I was resolving the following question from my textbook:
Write each of the following expressions as a single fraction, simplifying your answer where possible:
$4 - \frac{1}{\sqrt{12}} + \frac{10}{\sqrt{3}}$
I have resolved it this way:
$ \frac{4\sqrt{12}\sqrt{3}}{\sqrt{12}\sqrt{3}} - \frac{\sqrt{3}}{\sqrt{12}\sqrt{3}} + \frac{10\sqrt{12}}{\sqrt{12}\sqrt{3}} = \frac{4\sqrt{36} - \sqrt{3}+10\sqrt{4}\sqrt{3}}{\sqrt{36}}=\frac{24 - \sqrt{3} + 20\sqrt{3}}{6}$
while in the textbook it is resolved like this:
$4 - \frac{1}{\sqrt{4 \times 3}} + \frac{10}{\sqrt{3}} = 4 - \frac{1}{2\sqrt{3}} + \frac{10}{\sqrt{3}} = \frac{8\sqrt{3} - 1 + 20}{2\sqrt{3}}= \frac{8\sqrt{3} + 19}{2\sqrt{3}}$
I am wondering did I do it correctly and if so, which way is better?
Your answer of $$\frac{24 - \sqrt{3} + 20\sqrt{3}}{6}=\frac{24 + 19\sqrt{3}}{6}$$
matches the answer given by the book within a factor of $\sqrt 3\over \sqrt 3$:
$$\frac{24 + 19\sqrt{3}}{6}=\frac{8\sqrt3+19}{2\sqrt 3}$$
Your method was effective in solving the problem, although putting $\sqrt{12}\sqrt 3$ as the denominator does not follow the "usual" method of coming up with a "least common multiple" for the final denominator; in this case, we have $(12,3)=3$, and therefore we would use $\sqrt {12}=2\sqrt 3$ as the final denominator and avoid a couple extra multiplications in the process.

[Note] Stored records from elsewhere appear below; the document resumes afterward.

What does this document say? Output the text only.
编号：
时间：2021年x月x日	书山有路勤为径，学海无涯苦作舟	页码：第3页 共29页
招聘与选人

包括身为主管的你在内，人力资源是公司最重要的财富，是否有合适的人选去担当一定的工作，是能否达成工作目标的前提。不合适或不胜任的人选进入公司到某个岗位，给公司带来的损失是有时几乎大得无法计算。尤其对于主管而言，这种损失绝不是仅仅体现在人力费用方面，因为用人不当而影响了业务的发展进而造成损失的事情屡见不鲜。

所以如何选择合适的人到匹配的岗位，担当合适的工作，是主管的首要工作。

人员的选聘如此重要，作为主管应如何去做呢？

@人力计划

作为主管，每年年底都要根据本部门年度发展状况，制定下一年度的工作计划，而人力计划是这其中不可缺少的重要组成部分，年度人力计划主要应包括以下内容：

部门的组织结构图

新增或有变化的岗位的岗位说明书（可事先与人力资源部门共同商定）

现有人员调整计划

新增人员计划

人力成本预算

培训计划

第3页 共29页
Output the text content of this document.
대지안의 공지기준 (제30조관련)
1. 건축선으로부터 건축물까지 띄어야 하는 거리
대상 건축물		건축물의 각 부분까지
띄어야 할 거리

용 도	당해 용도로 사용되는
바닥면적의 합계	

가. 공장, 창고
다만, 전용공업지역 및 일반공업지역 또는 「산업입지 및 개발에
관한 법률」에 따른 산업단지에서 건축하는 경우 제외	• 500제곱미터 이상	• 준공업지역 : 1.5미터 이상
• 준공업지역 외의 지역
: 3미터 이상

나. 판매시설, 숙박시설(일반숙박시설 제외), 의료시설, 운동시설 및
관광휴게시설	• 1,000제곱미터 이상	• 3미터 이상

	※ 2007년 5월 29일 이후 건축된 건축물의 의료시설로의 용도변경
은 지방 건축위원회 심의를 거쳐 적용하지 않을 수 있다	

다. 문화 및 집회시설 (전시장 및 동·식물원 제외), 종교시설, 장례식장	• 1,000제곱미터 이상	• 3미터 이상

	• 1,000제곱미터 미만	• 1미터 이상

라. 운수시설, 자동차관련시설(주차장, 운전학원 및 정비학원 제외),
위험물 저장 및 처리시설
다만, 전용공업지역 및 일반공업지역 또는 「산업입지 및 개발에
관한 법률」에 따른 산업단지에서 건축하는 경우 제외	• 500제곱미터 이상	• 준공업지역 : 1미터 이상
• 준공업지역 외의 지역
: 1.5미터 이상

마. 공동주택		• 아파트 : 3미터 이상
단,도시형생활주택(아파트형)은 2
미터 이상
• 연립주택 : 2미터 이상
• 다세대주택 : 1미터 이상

But another intent in solving problems like this is often to "rationalize the denominator", which your method achieves quite effectively. In the end, you'll want to first make sure that you understand the problem and the solution, and then follow the guidelines of the instructor you are working under: if you have a professor or teacher, match what their expectations are in the final answer form; if it's just a book or self-learning, try to match "common" notation and approaches that you see.